Semblances of Sovereignty: The Constitution, the State, and American Citizenship
Posted: 3 May 2002
Date Written: 2002
Abstract
In a set of cases decided at the end of the nineteenth century, the Supreme Court declared that Congress had "plenary power" to regulate immigration, Indian tribes, and newly acquired territories. Not coincidentally, the groups subject to Congress' plenary power were primarily non-white and generally perceived as "uncivilized." The Court left Congress free to craft policies of assimilation, exclusion, paternalism, and domination.
Despite dramatic shifts in constitutional law in the twentieth century, the plenary power case decisions remain largely the controlling law. The Warren Court, for all its recognition of individual rights - based on an agenda of full and equal citizenship - neglected immigrants, the tribes and the territories.

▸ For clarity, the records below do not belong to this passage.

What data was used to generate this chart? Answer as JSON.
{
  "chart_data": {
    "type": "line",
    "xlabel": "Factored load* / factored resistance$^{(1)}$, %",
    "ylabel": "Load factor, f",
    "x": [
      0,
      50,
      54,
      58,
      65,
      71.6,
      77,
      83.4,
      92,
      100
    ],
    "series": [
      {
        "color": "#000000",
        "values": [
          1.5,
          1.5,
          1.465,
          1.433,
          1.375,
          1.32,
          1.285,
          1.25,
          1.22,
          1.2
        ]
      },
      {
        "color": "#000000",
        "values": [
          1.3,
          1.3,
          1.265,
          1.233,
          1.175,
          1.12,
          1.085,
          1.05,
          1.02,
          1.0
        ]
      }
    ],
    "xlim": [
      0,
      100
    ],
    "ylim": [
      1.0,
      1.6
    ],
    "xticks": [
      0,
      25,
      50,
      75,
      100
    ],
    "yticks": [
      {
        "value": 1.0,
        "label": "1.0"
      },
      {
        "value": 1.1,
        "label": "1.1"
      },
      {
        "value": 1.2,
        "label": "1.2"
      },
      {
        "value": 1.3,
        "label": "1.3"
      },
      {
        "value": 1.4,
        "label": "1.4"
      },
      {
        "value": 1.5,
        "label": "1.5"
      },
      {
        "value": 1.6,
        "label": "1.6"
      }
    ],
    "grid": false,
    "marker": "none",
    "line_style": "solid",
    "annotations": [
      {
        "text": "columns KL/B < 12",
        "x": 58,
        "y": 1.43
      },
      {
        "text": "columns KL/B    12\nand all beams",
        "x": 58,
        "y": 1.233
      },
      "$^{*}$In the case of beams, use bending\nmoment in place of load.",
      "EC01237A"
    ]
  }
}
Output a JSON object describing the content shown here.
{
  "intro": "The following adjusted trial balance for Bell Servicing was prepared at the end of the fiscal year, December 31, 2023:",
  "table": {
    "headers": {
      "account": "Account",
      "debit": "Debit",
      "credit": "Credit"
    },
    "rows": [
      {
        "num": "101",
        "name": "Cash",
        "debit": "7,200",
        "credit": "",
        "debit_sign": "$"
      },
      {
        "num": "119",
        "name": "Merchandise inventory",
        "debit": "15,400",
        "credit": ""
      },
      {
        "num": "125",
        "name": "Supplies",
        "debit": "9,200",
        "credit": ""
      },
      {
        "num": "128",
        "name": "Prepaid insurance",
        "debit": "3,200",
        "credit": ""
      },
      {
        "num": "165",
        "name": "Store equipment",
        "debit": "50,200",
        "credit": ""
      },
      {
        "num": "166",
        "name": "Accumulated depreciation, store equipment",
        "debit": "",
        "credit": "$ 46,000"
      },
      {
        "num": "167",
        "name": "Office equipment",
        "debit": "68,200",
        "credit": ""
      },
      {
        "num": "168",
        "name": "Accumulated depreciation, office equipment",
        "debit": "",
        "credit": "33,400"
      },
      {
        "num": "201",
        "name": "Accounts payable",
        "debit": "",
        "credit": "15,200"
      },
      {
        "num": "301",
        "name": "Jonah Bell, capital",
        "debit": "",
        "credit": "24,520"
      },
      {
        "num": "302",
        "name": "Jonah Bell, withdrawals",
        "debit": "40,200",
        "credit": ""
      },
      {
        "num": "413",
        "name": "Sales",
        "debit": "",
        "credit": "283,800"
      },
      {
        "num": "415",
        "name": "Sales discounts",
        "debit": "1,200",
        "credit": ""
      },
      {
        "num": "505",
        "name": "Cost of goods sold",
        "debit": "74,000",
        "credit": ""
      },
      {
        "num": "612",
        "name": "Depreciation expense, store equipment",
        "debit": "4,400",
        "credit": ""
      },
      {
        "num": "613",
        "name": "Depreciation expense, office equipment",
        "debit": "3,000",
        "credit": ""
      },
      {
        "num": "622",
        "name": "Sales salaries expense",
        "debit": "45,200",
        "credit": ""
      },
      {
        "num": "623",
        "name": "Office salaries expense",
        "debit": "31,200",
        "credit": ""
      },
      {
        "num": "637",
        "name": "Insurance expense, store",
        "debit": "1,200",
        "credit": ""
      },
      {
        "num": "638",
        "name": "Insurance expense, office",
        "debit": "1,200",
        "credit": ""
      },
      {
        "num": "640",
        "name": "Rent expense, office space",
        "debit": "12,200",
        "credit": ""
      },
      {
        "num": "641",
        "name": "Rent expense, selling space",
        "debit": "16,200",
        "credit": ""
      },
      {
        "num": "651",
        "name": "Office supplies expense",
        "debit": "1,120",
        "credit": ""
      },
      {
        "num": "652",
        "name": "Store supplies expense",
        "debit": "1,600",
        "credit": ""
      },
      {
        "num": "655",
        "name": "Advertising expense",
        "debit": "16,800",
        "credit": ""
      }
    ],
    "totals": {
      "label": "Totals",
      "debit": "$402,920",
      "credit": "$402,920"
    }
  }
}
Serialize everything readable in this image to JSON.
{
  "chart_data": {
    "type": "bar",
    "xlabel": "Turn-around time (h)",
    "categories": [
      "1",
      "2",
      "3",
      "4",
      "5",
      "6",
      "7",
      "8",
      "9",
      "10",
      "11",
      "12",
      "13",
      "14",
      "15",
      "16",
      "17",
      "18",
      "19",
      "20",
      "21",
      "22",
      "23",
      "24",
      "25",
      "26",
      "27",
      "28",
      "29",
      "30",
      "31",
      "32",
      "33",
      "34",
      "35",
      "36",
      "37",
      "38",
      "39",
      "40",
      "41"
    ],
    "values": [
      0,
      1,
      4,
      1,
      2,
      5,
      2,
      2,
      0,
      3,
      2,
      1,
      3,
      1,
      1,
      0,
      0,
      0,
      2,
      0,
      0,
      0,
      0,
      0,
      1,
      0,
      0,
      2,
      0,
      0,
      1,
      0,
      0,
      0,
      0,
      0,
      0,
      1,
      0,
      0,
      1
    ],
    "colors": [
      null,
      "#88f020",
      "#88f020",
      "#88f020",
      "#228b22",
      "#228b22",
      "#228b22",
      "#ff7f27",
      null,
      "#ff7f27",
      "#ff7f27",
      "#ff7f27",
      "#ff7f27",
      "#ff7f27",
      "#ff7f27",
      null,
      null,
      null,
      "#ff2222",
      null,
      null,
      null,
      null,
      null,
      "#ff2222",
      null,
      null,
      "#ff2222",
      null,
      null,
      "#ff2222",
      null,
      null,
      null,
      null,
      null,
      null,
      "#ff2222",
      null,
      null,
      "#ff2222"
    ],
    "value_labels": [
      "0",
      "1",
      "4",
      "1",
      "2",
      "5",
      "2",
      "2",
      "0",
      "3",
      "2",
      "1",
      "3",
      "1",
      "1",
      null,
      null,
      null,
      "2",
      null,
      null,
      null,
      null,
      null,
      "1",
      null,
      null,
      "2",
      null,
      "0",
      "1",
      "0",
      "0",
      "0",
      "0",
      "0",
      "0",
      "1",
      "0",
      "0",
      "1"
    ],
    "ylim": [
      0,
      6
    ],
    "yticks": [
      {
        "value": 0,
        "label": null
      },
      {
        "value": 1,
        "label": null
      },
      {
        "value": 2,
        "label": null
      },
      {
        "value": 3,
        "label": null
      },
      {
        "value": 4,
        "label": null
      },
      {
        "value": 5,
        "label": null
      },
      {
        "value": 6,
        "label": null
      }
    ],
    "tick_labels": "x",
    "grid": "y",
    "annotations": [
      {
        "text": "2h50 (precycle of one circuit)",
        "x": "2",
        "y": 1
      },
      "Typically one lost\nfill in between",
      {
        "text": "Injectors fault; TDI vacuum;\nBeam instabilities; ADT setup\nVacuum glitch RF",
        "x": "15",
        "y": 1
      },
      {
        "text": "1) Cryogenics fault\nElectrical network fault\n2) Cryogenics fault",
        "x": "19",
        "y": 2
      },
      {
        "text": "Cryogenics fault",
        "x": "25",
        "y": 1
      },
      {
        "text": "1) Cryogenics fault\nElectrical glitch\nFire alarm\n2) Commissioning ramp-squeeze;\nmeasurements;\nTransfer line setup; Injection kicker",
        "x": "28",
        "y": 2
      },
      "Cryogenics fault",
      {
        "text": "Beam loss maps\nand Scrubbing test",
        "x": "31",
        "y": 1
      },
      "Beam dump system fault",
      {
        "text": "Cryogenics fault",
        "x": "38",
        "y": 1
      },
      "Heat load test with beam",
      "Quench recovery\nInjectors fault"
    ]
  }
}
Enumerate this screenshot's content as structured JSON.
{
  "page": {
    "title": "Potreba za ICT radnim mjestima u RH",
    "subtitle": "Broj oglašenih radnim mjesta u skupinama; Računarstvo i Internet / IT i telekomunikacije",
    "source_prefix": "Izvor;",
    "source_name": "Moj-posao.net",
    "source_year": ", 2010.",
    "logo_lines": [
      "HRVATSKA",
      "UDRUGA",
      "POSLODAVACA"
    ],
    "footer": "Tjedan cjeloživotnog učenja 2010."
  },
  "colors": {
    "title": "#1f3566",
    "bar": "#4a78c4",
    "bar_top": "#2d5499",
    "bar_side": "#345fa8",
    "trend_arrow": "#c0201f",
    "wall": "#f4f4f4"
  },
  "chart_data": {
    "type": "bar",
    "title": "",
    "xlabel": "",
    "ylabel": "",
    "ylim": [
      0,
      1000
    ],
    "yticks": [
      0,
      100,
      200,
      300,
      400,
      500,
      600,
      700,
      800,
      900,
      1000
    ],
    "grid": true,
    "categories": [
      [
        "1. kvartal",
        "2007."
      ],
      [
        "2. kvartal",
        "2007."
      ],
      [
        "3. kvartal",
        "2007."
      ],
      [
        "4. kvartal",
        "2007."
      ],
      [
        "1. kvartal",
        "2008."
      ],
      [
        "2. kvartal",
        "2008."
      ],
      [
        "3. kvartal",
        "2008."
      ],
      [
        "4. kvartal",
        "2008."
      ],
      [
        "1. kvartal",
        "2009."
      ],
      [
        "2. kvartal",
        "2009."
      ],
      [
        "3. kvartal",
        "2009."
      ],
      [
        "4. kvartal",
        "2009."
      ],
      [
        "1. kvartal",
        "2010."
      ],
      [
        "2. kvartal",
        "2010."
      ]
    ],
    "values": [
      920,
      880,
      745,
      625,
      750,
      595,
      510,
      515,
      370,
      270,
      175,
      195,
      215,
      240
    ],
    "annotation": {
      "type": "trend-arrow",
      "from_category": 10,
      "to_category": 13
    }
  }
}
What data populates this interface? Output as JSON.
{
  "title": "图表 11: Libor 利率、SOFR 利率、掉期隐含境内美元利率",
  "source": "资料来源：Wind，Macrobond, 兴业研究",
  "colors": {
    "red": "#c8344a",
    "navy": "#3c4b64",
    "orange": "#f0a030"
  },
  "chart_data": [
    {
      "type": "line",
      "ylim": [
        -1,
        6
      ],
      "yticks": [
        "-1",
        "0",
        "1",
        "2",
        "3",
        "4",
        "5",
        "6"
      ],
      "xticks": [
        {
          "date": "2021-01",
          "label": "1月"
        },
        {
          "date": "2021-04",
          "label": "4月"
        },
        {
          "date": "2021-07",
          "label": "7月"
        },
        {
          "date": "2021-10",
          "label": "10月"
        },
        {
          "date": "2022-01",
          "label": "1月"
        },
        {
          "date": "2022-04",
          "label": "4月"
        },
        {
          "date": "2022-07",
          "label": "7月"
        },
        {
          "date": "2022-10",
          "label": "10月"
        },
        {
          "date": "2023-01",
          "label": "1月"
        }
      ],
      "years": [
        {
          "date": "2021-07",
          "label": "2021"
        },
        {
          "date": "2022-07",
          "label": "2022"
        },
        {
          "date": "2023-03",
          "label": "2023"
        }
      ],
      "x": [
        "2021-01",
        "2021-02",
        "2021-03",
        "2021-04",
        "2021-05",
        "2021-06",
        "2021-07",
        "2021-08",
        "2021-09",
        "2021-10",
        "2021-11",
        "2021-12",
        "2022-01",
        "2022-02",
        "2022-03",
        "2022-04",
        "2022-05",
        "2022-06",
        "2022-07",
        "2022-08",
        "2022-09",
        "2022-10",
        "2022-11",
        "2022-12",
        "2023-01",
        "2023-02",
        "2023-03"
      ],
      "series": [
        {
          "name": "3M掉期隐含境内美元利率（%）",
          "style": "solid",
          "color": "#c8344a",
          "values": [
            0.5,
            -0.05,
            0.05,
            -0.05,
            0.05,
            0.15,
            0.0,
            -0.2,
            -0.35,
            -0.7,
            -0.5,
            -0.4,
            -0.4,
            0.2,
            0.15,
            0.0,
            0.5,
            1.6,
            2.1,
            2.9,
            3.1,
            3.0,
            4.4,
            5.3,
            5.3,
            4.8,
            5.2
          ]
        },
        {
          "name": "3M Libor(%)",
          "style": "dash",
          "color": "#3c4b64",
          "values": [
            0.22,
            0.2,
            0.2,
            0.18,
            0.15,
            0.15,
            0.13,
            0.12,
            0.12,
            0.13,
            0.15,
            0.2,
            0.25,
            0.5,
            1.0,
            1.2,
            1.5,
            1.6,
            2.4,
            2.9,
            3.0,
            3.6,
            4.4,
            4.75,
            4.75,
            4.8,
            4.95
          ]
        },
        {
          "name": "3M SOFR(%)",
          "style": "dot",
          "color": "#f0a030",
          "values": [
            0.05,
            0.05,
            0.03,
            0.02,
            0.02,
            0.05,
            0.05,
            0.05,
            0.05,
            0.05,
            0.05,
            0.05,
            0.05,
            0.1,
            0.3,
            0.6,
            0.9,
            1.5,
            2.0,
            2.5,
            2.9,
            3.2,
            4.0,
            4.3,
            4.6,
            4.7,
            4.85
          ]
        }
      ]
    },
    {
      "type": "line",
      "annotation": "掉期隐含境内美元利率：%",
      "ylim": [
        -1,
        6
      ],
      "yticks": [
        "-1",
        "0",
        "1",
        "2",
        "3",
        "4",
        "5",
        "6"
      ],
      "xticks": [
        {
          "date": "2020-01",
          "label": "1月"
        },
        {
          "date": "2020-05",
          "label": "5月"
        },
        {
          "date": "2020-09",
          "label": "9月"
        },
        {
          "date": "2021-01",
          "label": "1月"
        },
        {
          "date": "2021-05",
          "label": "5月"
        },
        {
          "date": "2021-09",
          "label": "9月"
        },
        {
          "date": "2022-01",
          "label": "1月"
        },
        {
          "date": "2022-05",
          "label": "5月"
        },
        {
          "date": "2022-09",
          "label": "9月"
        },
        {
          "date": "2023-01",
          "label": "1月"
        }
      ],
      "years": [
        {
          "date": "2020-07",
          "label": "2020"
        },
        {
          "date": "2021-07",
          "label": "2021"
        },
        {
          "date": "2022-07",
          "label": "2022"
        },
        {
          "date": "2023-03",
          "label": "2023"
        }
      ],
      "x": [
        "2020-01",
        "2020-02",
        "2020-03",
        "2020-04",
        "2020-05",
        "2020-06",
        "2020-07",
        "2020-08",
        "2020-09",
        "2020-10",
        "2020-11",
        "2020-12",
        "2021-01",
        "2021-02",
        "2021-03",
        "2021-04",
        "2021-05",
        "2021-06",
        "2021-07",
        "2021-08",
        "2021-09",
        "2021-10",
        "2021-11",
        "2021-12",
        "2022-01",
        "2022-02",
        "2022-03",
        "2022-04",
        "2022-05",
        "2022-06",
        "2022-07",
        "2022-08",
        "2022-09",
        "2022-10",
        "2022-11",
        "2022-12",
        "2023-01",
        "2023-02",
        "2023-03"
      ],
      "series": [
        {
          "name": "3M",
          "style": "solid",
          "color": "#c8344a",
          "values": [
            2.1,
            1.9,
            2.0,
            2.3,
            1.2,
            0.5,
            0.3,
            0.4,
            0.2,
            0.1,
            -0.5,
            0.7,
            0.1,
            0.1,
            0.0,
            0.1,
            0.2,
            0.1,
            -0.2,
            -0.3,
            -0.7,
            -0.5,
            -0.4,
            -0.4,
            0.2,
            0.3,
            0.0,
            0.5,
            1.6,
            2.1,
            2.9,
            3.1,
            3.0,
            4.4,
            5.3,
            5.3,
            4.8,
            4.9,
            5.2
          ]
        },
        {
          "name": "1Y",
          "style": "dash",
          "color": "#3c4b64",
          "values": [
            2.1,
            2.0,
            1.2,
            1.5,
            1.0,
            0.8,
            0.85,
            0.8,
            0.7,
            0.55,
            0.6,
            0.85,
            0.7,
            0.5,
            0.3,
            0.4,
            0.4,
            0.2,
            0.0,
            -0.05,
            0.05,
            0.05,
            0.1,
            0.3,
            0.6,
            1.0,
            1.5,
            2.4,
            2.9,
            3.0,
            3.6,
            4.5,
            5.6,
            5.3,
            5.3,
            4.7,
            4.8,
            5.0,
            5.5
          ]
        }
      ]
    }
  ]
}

The Rehnquist Court has appropriated the Warren Court's rhetoric of citizenship, but has used it to bolster strong notions of national sovereignty and to limit conceptions of subnational autonomy and forms of belonging beyond citizenship.
Although paid little attention in constitutional scholarship, casebooks or theory, the plenary power cases have had remarkable influence on federal policy. The book argues for abandonment of the plenary power cases and for more flexible concepts of membership and sovereignty. The federal government ought to negotiate compacts with Indian tribes and the territories that affirm more durable forms of self-government. Citizenship should be "decentered" - understood as a commitment to an intergenerational national project, not a basis for denying rights to immigrants.
More broadly, the book argues for recognition of the nascent field "sovereignty studies" within constitutional law. These kinds of questions will grow more important in the future, as the United States finds itself in an increasingly interdependent world.